Karen Hopkin: This is Scientific American’s 60-Second Science. I’m Karen Hopkin.
After a long day at work It’s hard to not smile when confronted with a dizzy show of pure canine delight.
It’s more than just the happy yapping or the wriggling tail that pull at our hearts.
A new study has revealed how dogs’ eyes are filled with tears after being reunited with their people…an effect that triggers our instincts to care for others. The findings appear in the journal Current Biology.
Takefumi Kikusui began to notice dogs with their sweet and loving gazes as he watched his dog play with her pups.
The Takefumi Kikusui If she’s feeding her pups her face gets so adorable. Of course, she’s adorable like always. However, there’s more.
Hopkin The story goes like this: At some moment Kikusui who is an veterinary medicine professor in Azabu University in Japan, noticed that his beautiful dog’s mama was crying within her eyes. This potential connection between uncontrollable adorableness and unshed tears sent Kikusui running away from his dog and back to his lab.
Kikusui The test: The test will begin to test the tear volumes at baseline when the dogs were in the same room with their owners in their home.
Hopkin It is then the owner would take it high-tail off for about five or six hours.
Kikusui The moment the owner returned and we measured the volume of tears again. The results showed it was the fact that the reunions with owners stimulates tear production.
Hopkin However, it only was used in conjunction with the dog’s owner.
Kikusui The reason for this was that there was not a rise in tears after pets were taken away from their owner, and then reunited with the dog’s caretaker at the dog care facility.
Hopkin Researchers suspected that the reaction to tears was triggered by oxytocin…a hormone that is associated in social bonds. They have previously demonstrated that oxytocin increases when dogs are in contact and interact with their owner. In addition, oxytocin receptors have been discovered to be plentiful in glands that produce tears in mice.
Kikusui“So we applied oxytocin to dogs’ eyes.
Hopkin and voila…the dogs weepy. What was the goal? Or, in other words do you see any advantage to this lachrymose behaviour? To determine this, Kikusui and his colleagues presented volunteers with a couple of headshots of hounds.
Kikusui The first was a normal dog’s expression. The other was a tearsy dog face, in which we added fake tears.
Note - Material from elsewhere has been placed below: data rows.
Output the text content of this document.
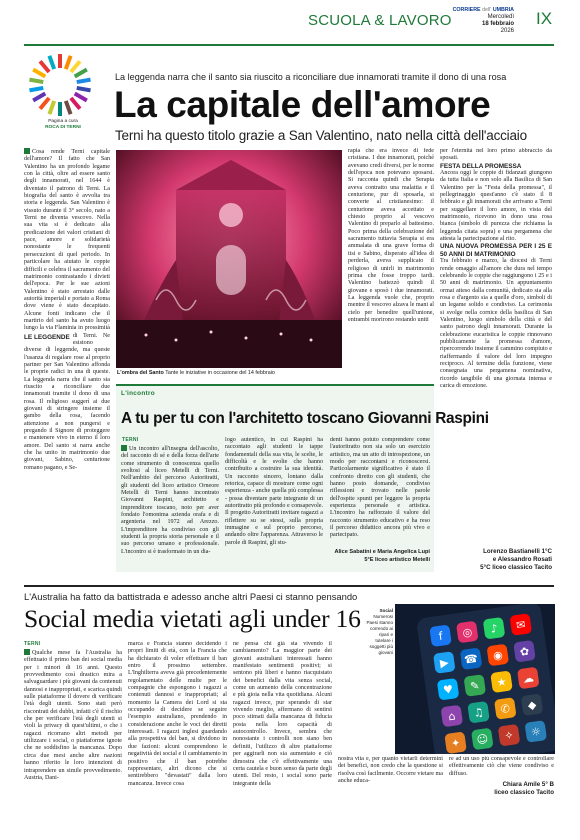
SCUOLA & LAVORO
CORRIERE dell' UMBRIA
Mercoledì
18 febbraio
2026
IX
Pagina a cura
ROCA DI TERNI
La leggenda narra che il santo sia riuscito a riconciliare due innamorati tramite il dono di una rosa
La capitale dell'amore
Terni ha questo titolo grazie a San Valentino, nato nella città dell'acciaio
Cosa rende Terni capitale dell'amore? Il fatto che San Valentino ha un profondo legame con la città, oltre ad essere santo degli innamorati, nel 1644 è diventato il patrono di Terni. La biografia del santo è avvolta tra storia e leggenda. San Valentino è vissuto durante il 3° secolo, nato a Terni ne diventa vescovo. Nella sua vita si è dedicato alla predicazione dei valori cristiani di pace, amore e solidarietà nonostante le frequenti persecuzioni di quel periodo. In particolare ha aiutato le coppie difficili e celebra il sacramento del matrimonio contrastando i divieti dell'epoca. Per le sue azioni Valentino è stato arrestato dalle autorità imperiali e portato a Roma dove viene è stato decapitato. Alcune fonti indicano che il martirio del santo ha avuto luogo lungo la via Flaminia in prossimità di Terni.
LE LEGGENDE	Ne esistono diverse di leggende, ma queste l'usanza di regalare rose al proprio partner per San Valentino affonda le proprie radici in una di queste. La leggenda narra che il santo sia riuscito a riconciliare due innamorati tramite il dono di una rosa. Il religioso suggerì ai due giovani di stringere insieme il gambo della rosa, facendo attenzione a non pungersi e pregando il Signore di proteggere e mantenere vivo in eterno il loro amore. Del santo si narra anche che ha unito in matrimonio due giovani, Sabino, centurione romano pagano, e Se-
L'ombra del Santo Tante le iniziative in occasione del 14 febbraio
rapia che era invece di fede cristiana. I due innamorati, poiché avevano credi diversi, per le norme dell'epoca non potevano sposarsi. Si racconta quindi che Serapia aveva contratto una malattia e il centurione, pur di sposarla, si converte al cristianesimo: il centurione aveva accettato e chiesto proprio al vescovo Valentino di preparlo al battesimo. Poco prima della celebrazione del sacramento tuttavia Serapia si era ammalata di una grave forma di tisi e Sabino, disperato all'idea di perderla, aveva supplicato il religioso di unirli in matrimonio prima che fosse troppo tardi. Valentino battezzò quindi il giovane e sposò i due innamorati. La leggenda vuole che, proprio mentre il vescovo alzava le mani al cielo per benedire quell'unione, entrambi morirono restando uniti
per l'eternità nel loro primo abbraccio da sposati.
FESTA DELLA PROMESSA
Ancora oggi le coppie di fidanzati giungono da tutta Italia e non solo alla Basilica di San Valentino per la "Festa della promessa", il pellegrinaggio quest'anno c'è stato il 8 febbraio e gli innamorati che arrivano a Terni per suggellare il loro amore, in vista del matrimonio, ricevono in dono una rosa bianca (simbolo di purezza che richiama la leggenda citata sopra) e una pergamena che attesta la partecipazione al rito.
UNA NUOVA PROMESSA PER I 25 E 50 ANNI DI MATRIMONIO
Tra febbraio e marzo, la diocesi di Terni rende omaggio all'amore che dura nel tempo celebrando le coppie che raggiungono i 25 e i 50 anni di matrimonio. Un appuntamento ormai atteso dalla comunità, dedicato sia alla rosa e d'argento sia a quelle d'oro, simboli di un legame solido e condiviso. La cerimonia si svolge nella cornice della basilica di San Valentino, luogo simbolo della città e del santo patrono degli innamorati. Durante la celebrazione eucaristica le coppie rinnovano pubblicamente la promessa d'amore, ripercorrendo insieme il cammino compiuto e riaffermando il valore del loro impegno reciproco. Al termine della funzione, viene consegnata una pergamena nominativa, ricordo tangibile di una giornata intensa e carica di emozione.
Lorenzo Bastianelli 1°C
e Alessandro Rosati
5°C liceo classico Tacito
L'incontro
A tu per tu con l'architetto toscano Giovanni Raspini
TERNI
Un incontro all'insegna dell'ascolto, del racconto di sé e della forza dell'arte come strumento di conoscenza quello svoltosi al liceo Metelli di Terni. Nell'ambito del percorso Autoritratti, gli studenti del liceo artistico Orneore Metelli di Terni hanno incontrato Giovanni Raspini, architetto e imprenditore toscano, noto per aver fondato l'omonima azienda orafa e di argenteria nel 1972 ad Arezzo. L'imprenditore ha condiviso con gli studenti la propria storia personale e il suo percorso umano e professionale. L'incontro si è trasformato in un dia-
logo autentico, in cui Raspini ha raccontato agli studenti le tappe fondamentali della sua vita, le scelte, le difficoltà e le svolte che hanno contribuito a costruire la sua identità. Un racconto sincero, lontano dalla retorica, capace di mostrare come ogni esperienza - anche quella più complessa - possa diventare parte integrante di un autoritratto più profondo e consapevole. Il progetto Autoritratti invitare ragazzi a riflettere su se stessi, sulla propria immagine e sul proprio percorso, andando oltre l'apparenza. Attraverso le parole di Raspini, gli stu-
denti hanno potuto comprendere come l'autoritratto non sia solo un esercizio artistico, ma un atto di introspezione, un modo per raccontarsi e riconoscersi. Particolarmente significativo è stato il confronto diretto con gli studenti, che hanno posto domande, condiviso riflessioni e trovato nelle parole dell'ospite spunti per leggere la propria esperienza personale e artistica. L'incontro ha rafforzato il valore del racconto strumento educativo e ha reso il percorso didattico ancora più vivo e partecipato.
Alice Sabatini e Maria Angelica Lupi
5°E liceo artistico Metelli
L'Australia ha fatto da battistrada e adesso anche altri Paesi ci stanno pensando
Social media vietati agli under 16
TERNI
Qualche mese fa l'Australia ha effettuato il primo ban dei social media per i minori di 16 anni. Questo provvedimento così drastico mira a salvaguardare i più giovani da contenuti dannosi e inappropriati, e scarica quindi sulle piattaforme il dovere di verificare l'età degli utenti. Sono stati però riscontrati dei dubbi, infatti c'è il rischio che per verificare l'età degli utenti si violi la privacy di quest'ultimi, o che i ragazzi ricorrano altri metodi per utilizzare i social, o piattaforme ignote che ne soddisfino la mancanza. Dopo circa due mesi anche altre nazioni hanno riferito le loro intenzioni di intraprendere un simile provvedimento. Austria, Dani-
marca e Francia stanno decidendo i propri limiti di età, con la Francia che ha dichiarato di voler effettuare il ban entro il prossimo settembre. L'Inghilterra aveva già precedentemente regolamentato delle multe per le compagnie che espongono i ragazzi a contenuti dannosi e inappropriati; al momento la Camera dei Lord si sta occupando di decidere se seguire l'esempio australiano, prendendo in considerazione anche le voci dei diretti interessati. I ragazzi inglesi guardando alla prospettiva del ban, si dividono in due fazioni: alcuni comprendono le negatività dei social e il cambiamento in positivo che il ban potrebbe rappresentare, altri dicono che si sentirebbero "devastati" dalla loro mancanza. Invece cosa
ne pensa chi già sta vivendo il cambiamento? La maggior parte dei giovani australiani interessati hanno manifestato sentimenti positivi; si sentono più liberi e hanno riacquistato dei benefici dalla vita senza social, come un aumento della concentrazione e più gioia nella vita quotidiana. Alcuni ragazzi invece, pur sperando di star vivendo meglio, affermano di sentirsi poco stimati dalla mancanza di fiducia posta nella loro capacità di autocontrollo. Invece, sembra che nonostante i controlli non siano ben definiti, l'utilizzo di altre piattaforme per aggirarli non sia aumentato e ciò dimostra che c'è effettivamente una certa cautela e buon senso da parte degli utenti. Del resto, i social sono parte integrante della
f ◎ ♪ ✉
▶ ☎ ◉ ✿
♥ ✎ ★ ☁
⌂ ♫ ✆ ◆
✦ ☺ ✧ ☼
Social
Numerosi Paesi stanno correndo ai ripari e tutelare i soggetti più giovani
nostra vita e, per quanto vietarli determini dei benefici, non credo che la questione si risolva così facilmente. Occorre vietare ma anche educa-
re ad un uso più consapevole e controllare effettivamente ciò che viene condiviso e diffuso.
Chiara Amile 5° B
liceo classico Tacito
Hopkin Hopkin participants were more likely be enticed to snuggle and provide look after the pups with large eyes, wet puppy-dog eyes…
Kikusui: …suggesting that the teary eyes of dogs could aid in human behavior of caring for others.
Hopkin So dogs switch on the waterworks and owners walk over. That’s an ingenious trick!
Hopkin for the Scientific American’s 60-Second Science Hi, I’m Karen Hopkin.